Local industry has suffered, power projects for understandable reasons. It takes usually more time to get components manufactured in Pakistan. However, with the completion of 10,000MW projects, the emergency would be over and in the new projects, some delayed delivery by local manufacturers can be tolerated or absorbed in the overall schedule. Conversations with the Chinese have revealed that China is aware of the issue and that they want to assist in industrialisation and development of local technological infrastructure in Pakistan. China has done it earlier too through major technology ventures such as HMC -HFF, railway carriage and locomotive factory and nuclear power. Pakistan has suffered due to the emergence of a number of factors such as the new trade order and a naïve enthusiasm for private sector investment is in high-tech industries. The latter has not happened. There have been no takers for projects on prioritisation list. Those who took over later closed down factories and sold the land. Pakistan Steel has been destroyed in the process of privatisation. More or less, same has happened to HMC and HEC and others.

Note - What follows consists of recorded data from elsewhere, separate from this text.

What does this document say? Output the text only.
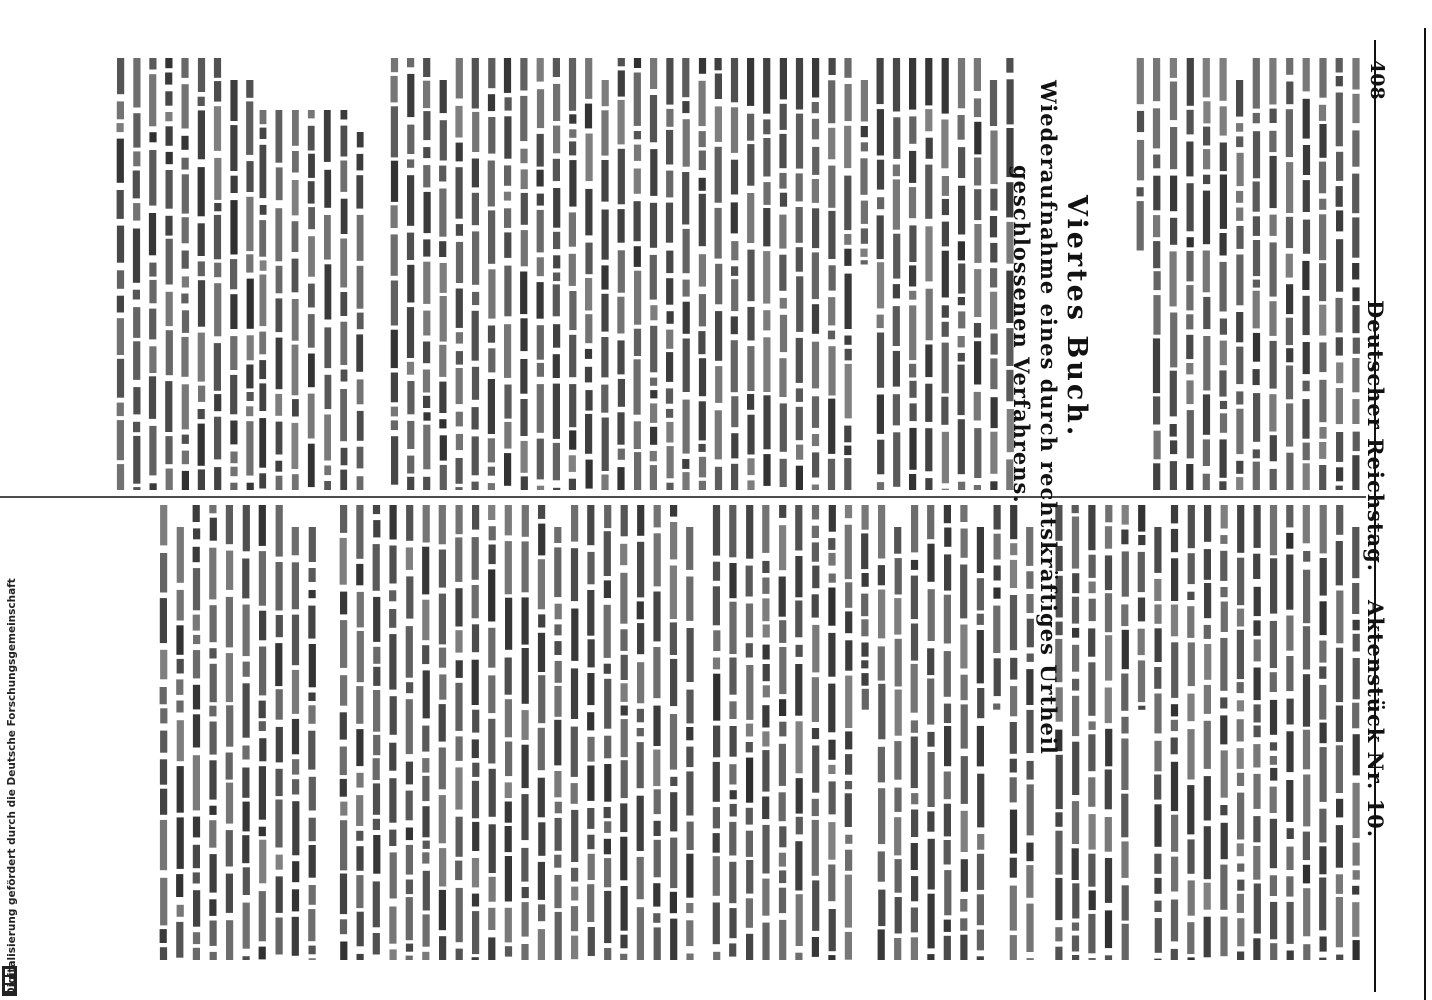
408
Deutscher Reichstag.
Aktenstück Nr. 10.
Viertes Buch.
Wiederaufnahme eines durch rechtskräftiges Urtheil
geschlossenen Verfahrens.
Digitalisierung gefördert durch die Deutsche Forschungsgemeinschaft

Countries like Iran, Turkey, Indonesia and Egypt have developed significant power plant equipment manufacturing capabilities within their countries. In Pakistan, lack of demand could have been cited as a reason for not developing our own equipment manufacturing industry but this isn't true anymore.
Water conservation and efficiency projects should receive priority. Pakistan is already a water-stressed country. An evidence of the problem is visible these days. If sufficient attention is not given, we may be facing a similar crisis as we have faced in case of electricity. Pakistan has practically one water storage dam of a significant capacity, Tarbela, the capacity of which is being continuously reduced. Bhasha dam has been inaugurated several times over in the last decade or more but it continues to suffer from international politics. The only possibility of the project's implementation appears to be through China. Time, resources and opportunities should not be squandered away. The present government has taken serious interest in Bhasha as Rs 100 billion have been spent in land acquisition - usually a long process. Bhasha is ready to be implemented. Proposals for financing Bhasha under local financing have been forwarded, which appear to be too optimistic. We should set our priorities right and put Bhasha on a higher priority than it appears to be at present. It would be highly unfortunate that we delay Bhasha to the point, where China announces their budget for investment in Pakistan is over.

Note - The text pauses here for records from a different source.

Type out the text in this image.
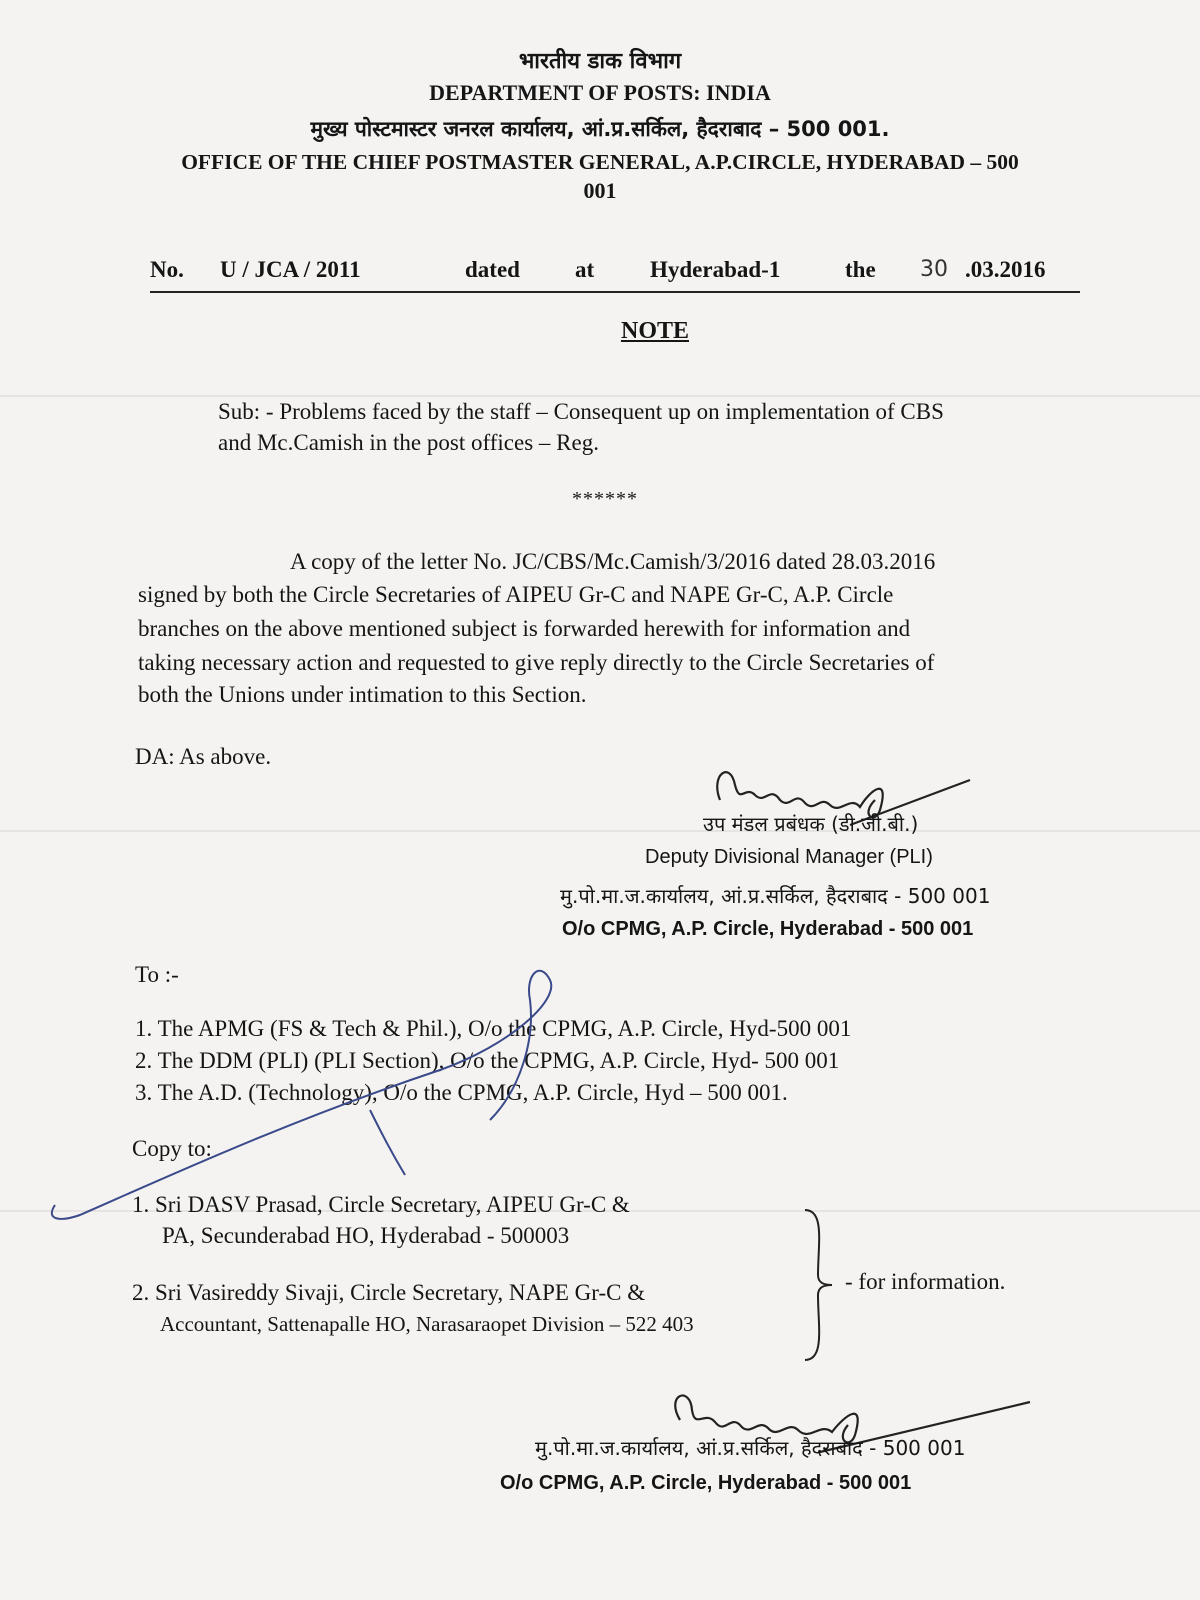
भारतीय डाक विभाग
DEPARTMENT OF POSTS: INDIA
मुख्य पोस्टमास्टर जनरल कार्यालय, आं.प्र.सर्किल, हैदराबाद – 500 001.
OFFICE OF THE CHIEF POSTMASTER GENERAL, A.P.CIRCLE, HYDERABAD – 500
001
No. U / JCA / 2011	dated at Hyderabad-1	the 30 .03.2016
NOTE
Sub: - Problems faced by the staff – Consequent up on implementation of CBS
and Mc.Camish in the post offices – Reg.
******
A copy of the letter No. JC/CBS/Mc.Camish/3/2016 dated 28.03.2016
signed by both the Circle Secretaries of AIPEU Gr-C and NAPE Gr-C, A.P. Circle
branches on the above mentioned subject is forwarded herewith for information and
taking necessary action and requested to give reply directly to the Circle Secretaries of
both the Unions under intimation to this Section.
DA: As above.
उप मंडल प्रबंधक (डी.जी.बी.)
Deputy Divisional Manager (PLI)
मु.पो.मा.ज.कार्यालय, आं.प्र.सर्किल, हैदराबाद - 500 001
O/o CPMG, A.P. Circle, Hyderabad - 500 001
To :-
1. The APMG (FS & Tech & Phil.), O/o the CPMG, A.P. Circle, Hyd-500 001
2. The DDM (PLI) (PLI Section), O/o the CPMG, A.P. Circle, Hyd- 500 001
3. The A.D. (Technology), O/o the CPMG, A.P. Circle, Hyd – 500 001.
Copy to:
1. Sri DASV Prasad, Circle Secretary, AIPEU Gr-C &
PA, Secunderabad HO, Hyderabad - 500003
2. Sri Vasireddy Sivaji, Circle Secretary, NAPE Gr-C &
Accountant, Sattenapalle HO, Narasaraopet Division – 522 403
- for information.
मु.पो.मा.ज.कार्यालय, आं.प्र.सर्किल, हैदराबाद - 500 001
O/o CPMG, A.P. Circle, Hyderabad - 500 001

Another very important issue is of the project costing or pricing. By definition, Chinese projects are single-bid, meaning that there is no competition: one vendor or contractor almost dictates the price. It is important that there is a third-party review by expert and consultants from third countries. If the Planning Commission rules are implemented, a solution already exists. A feasibility study has to be done for large projects. Thus if feasibility studies are awarded to third-country consultants, the requirement may be adequately met. Also , there is a need for appointment of international consultants in project supervision to make sure that the projects are implemented as per standards and specifications .In power projects, NEPRA has to show vigilance and spend money in hiring international consultants .The practice of appointing committees of senior officials for adjudicating prices of large projects should be done away with. At the very least, such committees should have the benefit of third-party advice. This would smoothen the negotiating process which is often difficult.